OpenAI Shuts Down Sora: AI Video Economics Prove Structurally Impossible at Consumer Prices
Key Takeaways
- ▸Sora's daily compute costs ($1-15M) vastly exceeded total lifetime revenue ($2.1M), making the business model unsustainable
- ▸AI video generation costs 160x more than text generation due to computational requirements, creating a structural economic barrier
- ▸Extremely low user retention (1% day-30) combined with high inference costs meant growth accelerated losses rather than improving unit economics
Summary
OpenAI announced the shutdown of Sora, its AI video generation application, less than a year after launch, revealing a stark economic reality: the company was spending approximately $1-15 million daily in compute costs while generating only $2.1 million in total lifetime revenue. Each 10-second video generated cost roughly $1.30 in GPU compute, making AI video generation 160 times more expensive than text generation. The closure came just months after OpenAI signed a $1 billion deal with Disney—a partnership that was reportedly never finalized and that Disney learned about via the shutdown announcement rather than formal communication.

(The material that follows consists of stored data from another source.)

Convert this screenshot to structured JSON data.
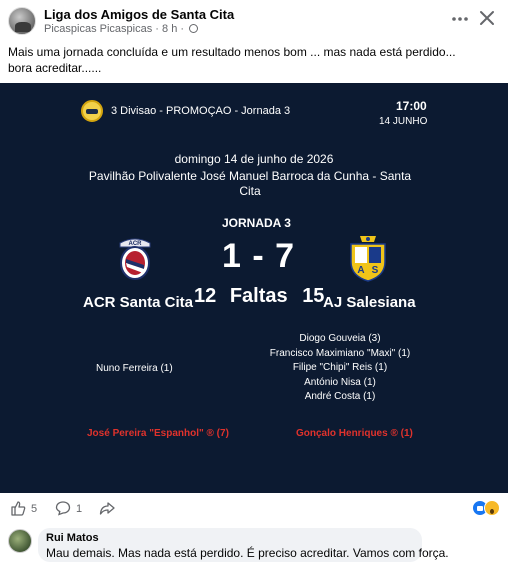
{
  "post": {
    "group_name": "Liga dos Amigos de Santa Cita",
    "author": "Picaspicas Picaspicas",
    "time": "8 h",
    "caption": "Mais uma jornada concluída e um resultado menos bom ... mas nada está perdido... bora acreditar......"
  },
  "poster": {
    "competition": "3 Divisao - PROMOÇAO - Jornada 3",
    "time": "17:00",
    "date_short": "14 JUNHO",
    "date_long": "domingo 14 de junho de 2026",
    "venue": "Pavilhão Polivalente José Manuel Barroca da Cunha - Santa Cita",
    "round": "JORNADA 3",
    "score": "1 - 7",
    "home_team": "ACR Santa Cita",
    "away_team": "AJ Salesiana",
    "home_crest_text": "ACR",
    "fouls_home": "12",
    "fouls_label": "Faltas",
    "fouls_away": "15",
    "home_scorers": [
      "Nuno Ferreira (1)"
    ],
    "away_scorers": [
      "Diogo Gouveia (3)",
      "Francisco Maximiano \"Maxi\" (1)",
      "Filipe \"Chipi\" Reis (1)",
      "António Nisa (1)",
      "André Costa (1)"
    ],
    "home_red_card": "José Pereira \"Espanhol\" ® (7)",
    "away_red_card": "Gonçalo Henriques ® (1)",
    "colors": {
      "background": "#0c1a31",
      "red": "#e0322c",
      "text": "#ffffff"
    }
  },
  "reactions": {
    "like_count": "5",
    "comment_count": "1"
  },
  "comment": {
    "author": "Rui Matos",
    "text": "Mau demais. Mas nada está perdido. É preciso acreditar. Vamos com força."
  }
}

The failure highlights a fundamental physics problem in generative AI: Sora attracted 4.5 million cumulative users with only 1% day-30 retention (compared to TikTok's 32%), meaning users generated videos once and abandoned the platform. Industry analysts suggest this is not a unique problem—no AI video company has achieved profitability, with Runway reporting -$155M EBITDA and Pika generating only $7.6M revenue on $80M raised. The shutdown raises critical questions about whether consumer-priced AI video generation is economically viable at current technology costs.
- The AI video industry remains unprofitable across all major players, suggesting consumer-priced AI video may be structurally impossible at 2026 technology costs
Editorial Opinion
Sora's collapse is a crucial wake-up call for the generative AI industry: technical sophistication and user interest are irrelevant when the fundamental economics don't work. This isn't a failure of product design or marketing—it's a physics problem. The lesson extends far beyond video: as generative AI applications become more computationally expensive, the gap between inference costs and sustainable pricing will become the binding constraint on profitability, not model capability or market demand.